Making mango muffins in no different than making most other standard muffins. It starts by washing and cubing the mango, and then by whisking the ingredients in a bowl, in order from dry to wet with about half of the mangos last. After the batter is poured into greased or paper-lined muffin tins, the rest of the mango chunks are scattered across the top of the batter, which will need to bake at least 20 minutes in an oven set to 400°F (about 205°C).
Mango muffins do not hold a monopoly on the fruit muffin, of course. Other types of fruit like strawberries, peaches, bananas and raisins are regular cake batter inhabitants. The fruit of a region that has just ripened is usually the go-to muffin ingredient.

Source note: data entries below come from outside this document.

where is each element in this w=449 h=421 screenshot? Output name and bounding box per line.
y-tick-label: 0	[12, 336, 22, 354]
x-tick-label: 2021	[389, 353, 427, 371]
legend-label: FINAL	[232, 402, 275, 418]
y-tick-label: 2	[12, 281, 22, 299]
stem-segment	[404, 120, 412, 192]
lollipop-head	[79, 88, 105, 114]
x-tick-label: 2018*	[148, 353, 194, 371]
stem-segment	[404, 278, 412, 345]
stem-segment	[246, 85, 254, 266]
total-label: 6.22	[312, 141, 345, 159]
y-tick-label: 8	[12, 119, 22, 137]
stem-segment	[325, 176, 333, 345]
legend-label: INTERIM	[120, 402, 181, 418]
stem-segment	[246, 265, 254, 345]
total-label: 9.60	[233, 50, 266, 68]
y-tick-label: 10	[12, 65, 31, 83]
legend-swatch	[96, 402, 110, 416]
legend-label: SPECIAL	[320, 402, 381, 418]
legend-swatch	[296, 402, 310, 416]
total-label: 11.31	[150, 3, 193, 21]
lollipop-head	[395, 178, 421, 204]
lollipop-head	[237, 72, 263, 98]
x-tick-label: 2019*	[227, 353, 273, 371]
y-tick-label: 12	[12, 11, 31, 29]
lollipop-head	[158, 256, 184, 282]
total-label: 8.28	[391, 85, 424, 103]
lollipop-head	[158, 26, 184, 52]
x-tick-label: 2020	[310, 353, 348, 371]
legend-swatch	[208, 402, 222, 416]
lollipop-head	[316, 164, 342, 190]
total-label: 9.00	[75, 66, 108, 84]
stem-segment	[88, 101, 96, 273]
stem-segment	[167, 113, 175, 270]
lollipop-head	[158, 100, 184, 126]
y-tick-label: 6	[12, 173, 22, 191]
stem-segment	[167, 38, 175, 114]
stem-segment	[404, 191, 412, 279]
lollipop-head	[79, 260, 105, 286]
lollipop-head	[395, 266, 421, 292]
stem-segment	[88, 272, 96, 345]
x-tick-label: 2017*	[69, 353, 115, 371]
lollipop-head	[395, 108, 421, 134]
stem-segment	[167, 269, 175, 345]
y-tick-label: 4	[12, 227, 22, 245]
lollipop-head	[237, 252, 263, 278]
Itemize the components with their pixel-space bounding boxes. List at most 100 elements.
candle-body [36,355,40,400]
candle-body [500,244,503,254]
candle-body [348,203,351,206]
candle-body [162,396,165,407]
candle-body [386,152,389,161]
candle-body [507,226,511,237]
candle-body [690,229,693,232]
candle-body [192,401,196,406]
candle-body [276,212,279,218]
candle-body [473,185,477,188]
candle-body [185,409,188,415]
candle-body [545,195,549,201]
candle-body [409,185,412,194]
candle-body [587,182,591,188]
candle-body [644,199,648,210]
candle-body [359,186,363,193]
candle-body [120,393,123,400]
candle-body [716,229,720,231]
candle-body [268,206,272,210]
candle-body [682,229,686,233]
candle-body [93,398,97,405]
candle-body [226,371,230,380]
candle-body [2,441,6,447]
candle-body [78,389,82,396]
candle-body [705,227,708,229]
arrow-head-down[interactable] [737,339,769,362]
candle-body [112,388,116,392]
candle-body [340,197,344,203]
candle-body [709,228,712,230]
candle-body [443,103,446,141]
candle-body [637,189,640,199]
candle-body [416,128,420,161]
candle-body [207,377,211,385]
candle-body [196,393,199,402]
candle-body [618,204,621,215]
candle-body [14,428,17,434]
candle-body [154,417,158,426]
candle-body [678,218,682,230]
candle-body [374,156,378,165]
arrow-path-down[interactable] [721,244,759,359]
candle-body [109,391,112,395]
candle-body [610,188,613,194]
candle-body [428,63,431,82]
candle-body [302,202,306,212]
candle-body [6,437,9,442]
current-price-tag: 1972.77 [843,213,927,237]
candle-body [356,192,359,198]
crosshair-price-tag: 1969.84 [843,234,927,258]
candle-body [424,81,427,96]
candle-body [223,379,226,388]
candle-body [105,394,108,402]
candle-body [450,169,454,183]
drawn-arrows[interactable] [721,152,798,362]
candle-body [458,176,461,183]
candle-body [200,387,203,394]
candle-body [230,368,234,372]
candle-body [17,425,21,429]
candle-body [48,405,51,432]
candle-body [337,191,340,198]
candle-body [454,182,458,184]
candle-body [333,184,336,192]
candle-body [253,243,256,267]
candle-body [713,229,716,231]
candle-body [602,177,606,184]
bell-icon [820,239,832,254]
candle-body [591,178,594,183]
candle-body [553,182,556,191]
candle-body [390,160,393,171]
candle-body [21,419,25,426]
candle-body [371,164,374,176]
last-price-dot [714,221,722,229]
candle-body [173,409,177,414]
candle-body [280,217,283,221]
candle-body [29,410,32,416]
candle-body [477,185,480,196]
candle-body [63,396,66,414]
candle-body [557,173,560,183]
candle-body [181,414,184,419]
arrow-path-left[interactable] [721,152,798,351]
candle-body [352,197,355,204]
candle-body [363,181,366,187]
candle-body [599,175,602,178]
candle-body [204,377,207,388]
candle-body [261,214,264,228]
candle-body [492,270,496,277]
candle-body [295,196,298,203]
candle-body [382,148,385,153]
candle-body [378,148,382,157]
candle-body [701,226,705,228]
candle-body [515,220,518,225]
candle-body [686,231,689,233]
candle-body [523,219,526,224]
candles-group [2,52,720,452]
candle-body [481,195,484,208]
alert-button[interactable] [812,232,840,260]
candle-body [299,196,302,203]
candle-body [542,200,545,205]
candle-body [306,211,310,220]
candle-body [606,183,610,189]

Often, the mango shares space with other fruits in the same batter, such as with the banana mango muffin recipe on the Eat, Live, Run Web site or the added pineapple chunks suggested by the Caribbean Pot site. Crushed nuts, a sweet cream cheese filling, or a final frosting are also common additions to mango muffins.
Those new to mangos should be cautious, as should those with allergies to nuts like cashews or who are particularly sensitive to poison ivy. Though uncommon, this fruit can cause an allergic reaction that resembles the rash of poison ivy, according to the U.S. Department of Agriculture. This is due to both plants belonging to the cashew family Anacardiaceae — a category that produces several plants toxic to some humans.